In the days after the tragedy that claimed the life of six people, including three childrenRallying cries for gun control have been heard on the Tennessee State Capitol grounds, as well as inside the Capitol building.

On Monday in the morning, thousands of students across Nashville walked out of class at 10:13 a.m.exactly one week after Metro police received the first 911 call from The Covenant School and headed to the Capitol to call for action against gun violence.

Last Thursday, three days after the shooting, a grassroots rally drew thousands of parents and other community members to the Capitol as they clashed with lawmakers who began the legislative session that morning.

Last Tuesday, one day after the events at the Covenant School, Lee took to YouTube to address the mass shooting.

In his speech, Lee mourned the loss of the six victims, saying, “some parents woke up without children, children woke up without parents and teachers, and spouses woke up without loved ones.”

The Governor announced that the $140 million budget amendment would take the burden of school safety off of teachers, schools and school districts.

“There is no excuse for not having a guard at every school,” the governor said.

The new grant fund will allow schools to make “significant physical safety improvements” at public and non-public schools across the state, he added.

Third, the increase in funding for mental health resources would double the current amount of funding the state has for mental health liaisons.

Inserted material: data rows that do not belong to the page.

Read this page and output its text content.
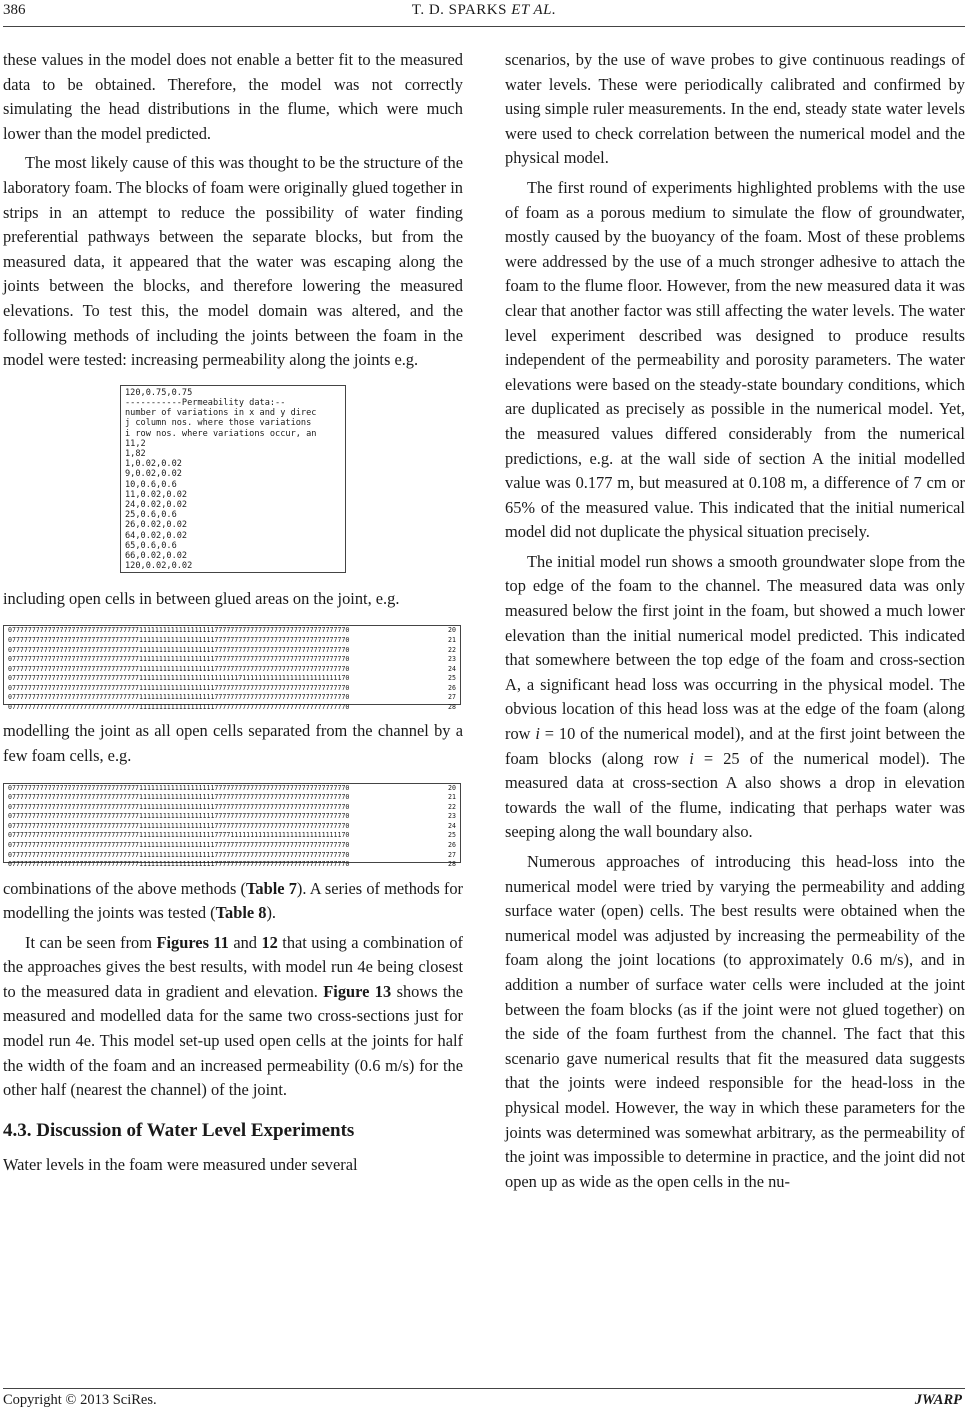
386	T. D. SPARKS ET AL.

these values in the model does not enable a better fit to the measured data to be obtained. Therefore, the model was not correctly simulating the head distributions in the flume, which were much lower than the model predicted.

The most likely cause of this was thought to be the structure of the laboratory foam. The blocks of foam were originally glued together in strips in an attempt to reduce the possibility of water finding preferential pathways between the separate blocks, but from the measured data, it appeared that the water was escaping along the joints between the blocks, and therefore lowering the measured elevations. To test this, the model domain was altered, and the following methods of including the joints between the foam in the model were tested: increasing permeability along the joints e.g.

120,0.75,0.75
-----------Permeability data:--
number of variations in x and y direc
j column nos. where those variations
i row nos. where variations occur, an
11,2
1,82
1,0.02,0.02
9,0.02,0.02
10,0.6,0.6
11,0.02,0.02
24,0.02,0.02
25,0.6,0.6
26,0.02,0.02
64,0.02,0.02
65,0.6,0.6
66,0.02,0.02
120,0.02,0.02

including open cells in between glued areas on the joint, e.g.

07777777777777777777777777777777711111111111111111117777777777777777777777777777777770	20
07777777777777777777777777777777711111111111111111117777777777777777777777777777777770	21
07777777777777777777777777777777711111111111111111117777777777777777777777777777777770	22
07777777777777777777777777777777711111111111111111117777777777777777777777777777777770	23
07777777777777777777777777777777711111111111111111117777777777777777777777777777777770	24
07777777777777777777777777777777711111111111111111111111117111111111111111111111111170	25
07777777777777777777777777777777711111111111111111117777777777777777777777777777777770	26
07777777777777777777777777777777711111111111111111117777777777777777777777777777777770	27
07777777777777777777777777777777711111111111111111117777777777777777777777777777777770	28

modelling the joint as all open cells separated from the channel by a few foam cells, e.g.

07777777777777777777777777777777711111111111111111117777777777777777777777777777777770	20
07777777777777777777777777777777711111111111111111117777777777777777777777777777777770	21
07777777777777777777777777777777711111111111111111117777777777777777777777777777777770	22
07777777777777777777777777777777711111111111111111117777777777777777777777777777777770	23
07777777777777777777777777777777711111111111111111117777777777777777777777777777777770	24
07777777777777777777777777777777711111111111111111117777111111111111111111111111111170	25
07777777777777777777777777777777711111111111111111117777777777777777777777777777777770	26
07777777777777777777777777777777711111111111111111117777777777777777777777777777777770	27
07777777777777777777777777777777711111111111111111117777777777777777777777777777777770	28

combinations of the above methods (Table 7). A series of methods for modelling the joints was tested (Table 8).

It can be seen from Figures 11 and 12 that using a combination of the approaches gives the best results, with model run 4e being closest to the measured data in gradient and elevation. Figure 13 shows the measured and modelled data for the same two cross-sections just for model run 4e. This model set-up used open cells at the joints for half the width of the foam and an increased permeability (0.6 m/s) for the other half (nearest the channel) of the joint.

4.3. Discussion of Water Level Experiments

Water levels in the foam were measured under several

scenarios, by the use of wave probes to give continuous readings of water levels. These were periodically calibrated and confirmed by using simple ruler measurements. In the end, steady state water levels were used to check correlation between the numerical model and the physical model.

The first round of experiments highlighted problems with the use of foam as a porous medium to simulate the flow of groundwater, mostly caused by the buoyancy of the foam. Most of these problems were addressed by the use of a much stronger adhesive to attach the foam to the flume floor. However, from the new measured data it was clear that another factor was still affecting the water levels. The water level experiment described was designed to produce results independent of the permeability and porosity parameters. The water elevations were based on the steady-state boundary conditions, which are duplicated as precisely as possible in the numerical model. Yet, the measured values differed considerably from the numerical predictions, e.g. at the wall side of section A the initial modelled value was 0.177 m, but measured at 0.108 m, a difference of 7 cm or 65% of the measured value. This indicated that the initial numerical model did not duplicate the physical situation precisely.

The initial model run shows a smooth groundwater slope from the top edge of the foam to the channel. The measured data was only measured below the first joint in the foam, but showed a much lower elevation than the initial numerical model predicted. This indicated that somewhere between the top edge of the foam and cross-section A, a significant head loss was occurring in the physical model. The obvious location of this head loss was at the edge of the foam (along row i = 10 of the numerical model), and at the first joint between the foam blocks (along row i = 25 of the numerical model). The measured data at cross-section A also shows a drop in elevation towards the wall of the flume, indicating that perhaps water was seeping along the wall boundary also.

Numerous approaches of introducing this head-loss into the numerical model were tried by varying the permeability and adding surface water (open) cells. The best results were obtained when the numerical model was adjusted by increasing the permeability of the foam along the joint locations (to approximately 0.6 m/s), and in addition a number of surface water cells were included at the joint between the foam blocks (as if the joint were not glued together) on the side of the foam furthest from the channel. The fact that this scenario gave numerical results that fit the measured data suggests that the joints were indeed responsible for the head-loss in the physical model. However, the way in which these parameters for the joints was determined was somewhat arbitrary, as the permeability of the joint was impossible to determine in practice, and the joint did not open up as wide as the open cells in the nu-

Copyright © 2013 SciRes.	JWARP
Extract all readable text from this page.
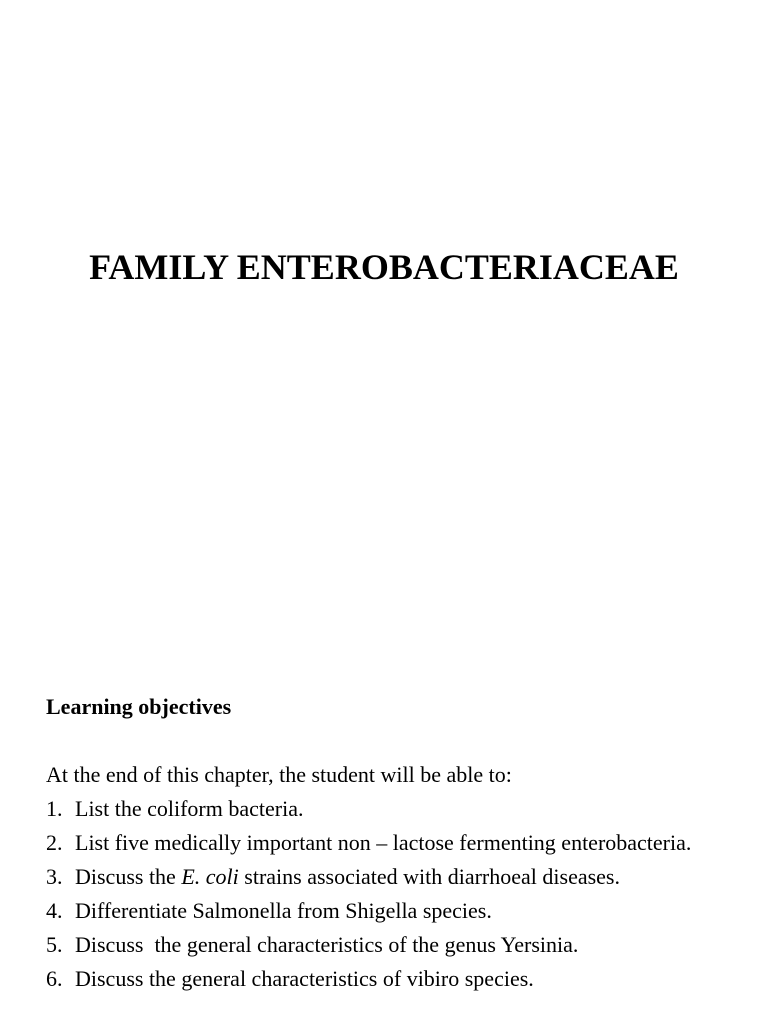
FAMILY ENTEROBACTERIACEAE
Learning objectives

At the end of this chapter, the student will be able to:

1. List the coliform bacteria.
2. List five medically important non – lactose fermenting enterobacteria.
3. Discuss the E. coli strains associated with diarrhoeal diseases.
4. Differentiate Salmonella from Shigella species.
5. Discuss  the general characteristics of the genus Yersinia.
6. Discuss the general characteristics of vibiro species.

The increased funding would expand the number of links from just one in each county to multiple in counties across the state.

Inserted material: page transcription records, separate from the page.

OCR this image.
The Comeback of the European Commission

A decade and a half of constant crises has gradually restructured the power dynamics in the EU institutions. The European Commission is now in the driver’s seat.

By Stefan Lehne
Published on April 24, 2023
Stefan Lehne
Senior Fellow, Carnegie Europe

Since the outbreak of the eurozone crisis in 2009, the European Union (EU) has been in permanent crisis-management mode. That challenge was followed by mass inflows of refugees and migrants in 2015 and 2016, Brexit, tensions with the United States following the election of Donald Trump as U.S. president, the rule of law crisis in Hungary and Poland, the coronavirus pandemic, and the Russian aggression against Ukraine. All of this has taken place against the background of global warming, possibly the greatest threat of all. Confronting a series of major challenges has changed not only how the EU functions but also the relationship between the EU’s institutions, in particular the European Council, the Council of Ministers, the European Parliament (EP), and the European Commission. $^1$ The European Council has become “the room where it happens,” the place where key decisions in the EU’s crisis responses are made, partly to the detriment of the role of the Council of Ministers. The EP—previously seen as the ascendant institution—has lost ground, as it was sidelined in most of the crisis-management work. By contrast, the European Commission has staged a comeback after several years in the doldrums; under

Before today’s announcement, the governor said this year’s budget included funding for a Homeland Security agent in each county to “prevent threats before they become tragedies.” In addition, the budget would have increased accountability around school security to ensure that exterior doors are locked at all times while students are in the classroom.

One thing the governor did not specifically mention was any kind of gun control. Instead, the governor said there was a “need for serious conversation about school safety.”

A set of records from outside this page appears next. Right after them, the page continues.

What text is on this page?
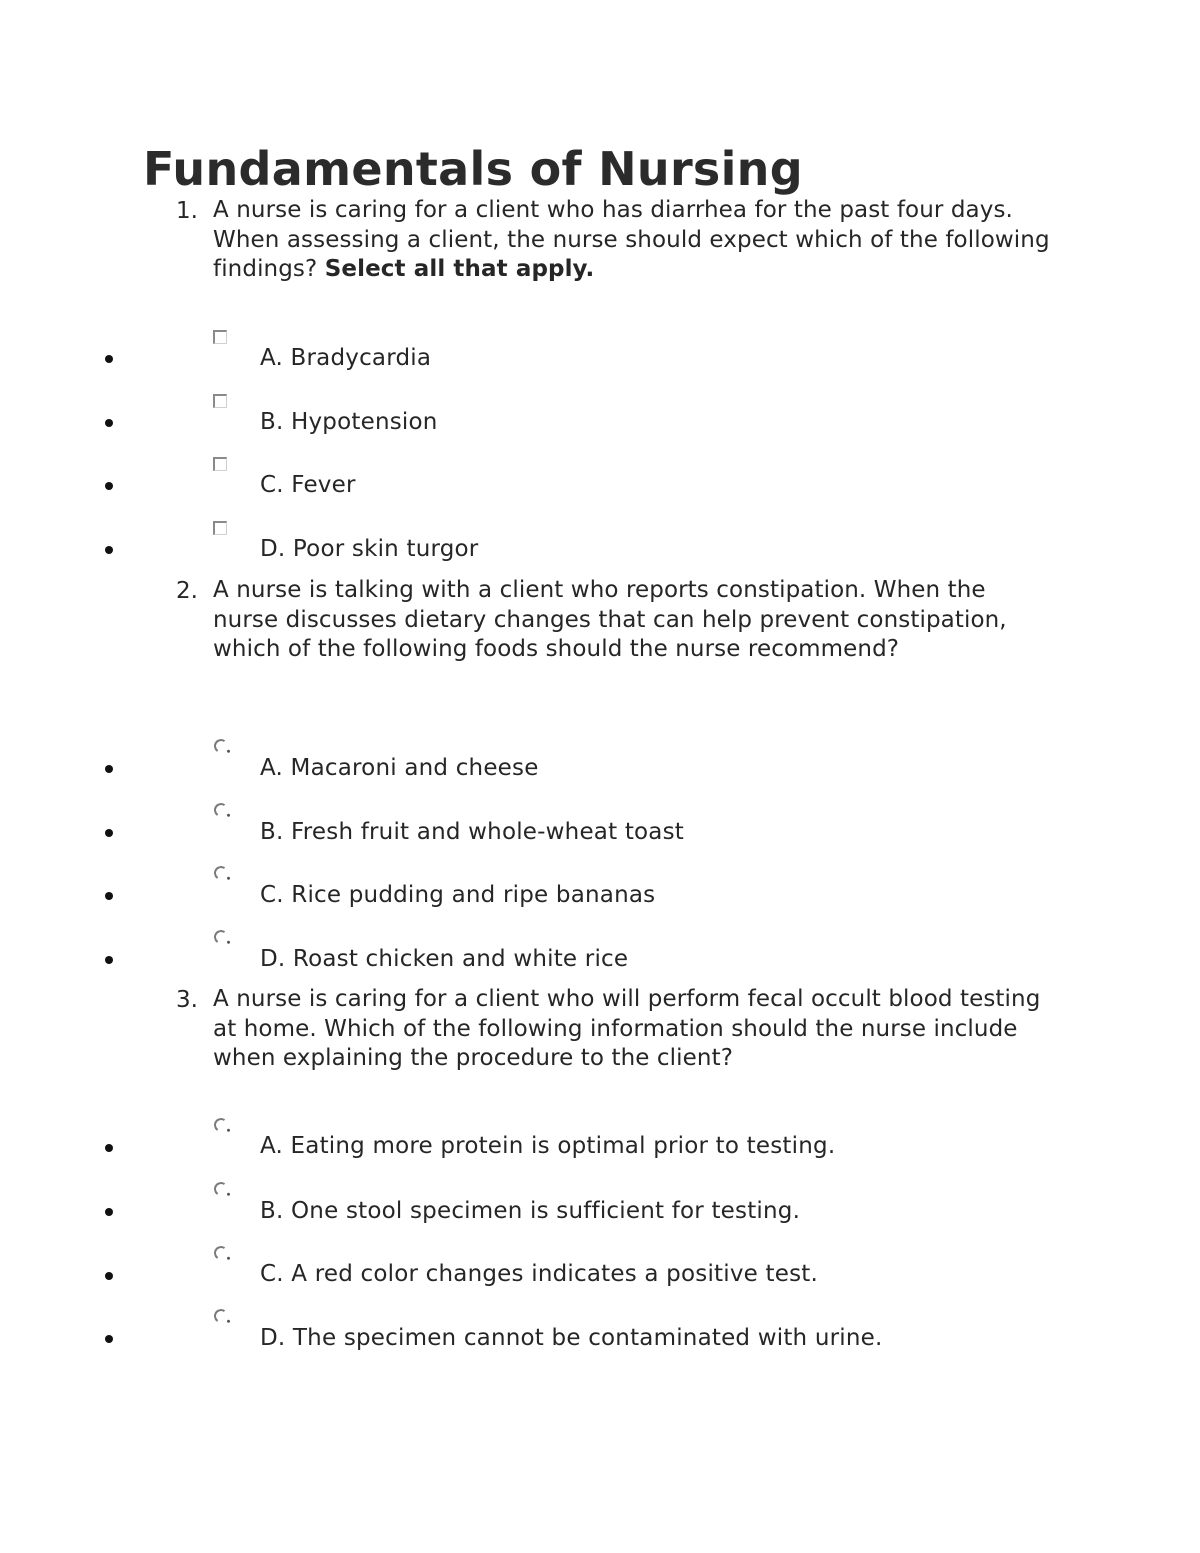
Fundamentals of Nursing
1. A nurse is caring for a client who has diarrhea for the past four days. When assessing a client, the nurse should expect which of the following findings? Select all that apply.
A. Bradycardia
B. Hypotension
C. Fever
D. Poor skin turgor
2. A nurse is talking with a client who reports constipation. When the nurse discusses dietary changes that can help prevent constipation, which of the following foods should the nurse recommend?
A. Macaroni and cheese
B. Fresh fruit and whole-wheat toast
C. Rice pudding and ripe bananas
D. Roast chicken and white rice
3. A nurse is caring for a client who will perform fecal occult blood testing at home. Which of the following information should the nurse include when explaining the procedure to the client?
A. Eating more protein is optimal prior to testing.
B. One stool specimen is sufficient for testing.
C. A red color changes indicates a positive test.
D. The specimen cannot be contaminated with urine.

“Together, the leadership in our office and the General Assembly are working to find a way forward to pursue not only the solutions we are presenting today, but also solutions that will be worked on together in the coming weeks to make our state a safer place. . so that all of our children can go home safely after school,” the governor said.

When asked if he would support a gun control measure known as “red flag” law, Lee said one thing everyone would probably agree on was that “a person who is a threat to himself or a threat to others should not have access to weapons. ”, but he said that he wanted to find a way to achieve it without infringing on constitutional rights.

“To the extent that we can do that, protect the constitutional rights of our people at the same time, including that person, the way we do it together is the way to go,” he said. “We should look at ways to achieve that.”

Lee said he and others in the legislature would likely look at legislation in other states to determine what future measures would work best for Tennesseans.

“There would be an opportunity to look across the country at ways that we can do that, which is to make sure that those who are a threat to our people, to our children, don’t have access to guns, protecting the constitutional rights of children. Tennesseans at the same time. That is the way to go,” he said.

While Lee’s plan seeks to add an SRO to every school in Tennessee, the governor also addressed questions about staffing issues and officer shortages.

“We recognize that law enforcement recruitment is very difficult, but the first step is to remove restrictions from a district. The first is the money involved in hiring one of these officers. We will work together with the districts to work together with the local law enforcement agencies to find them,” he said.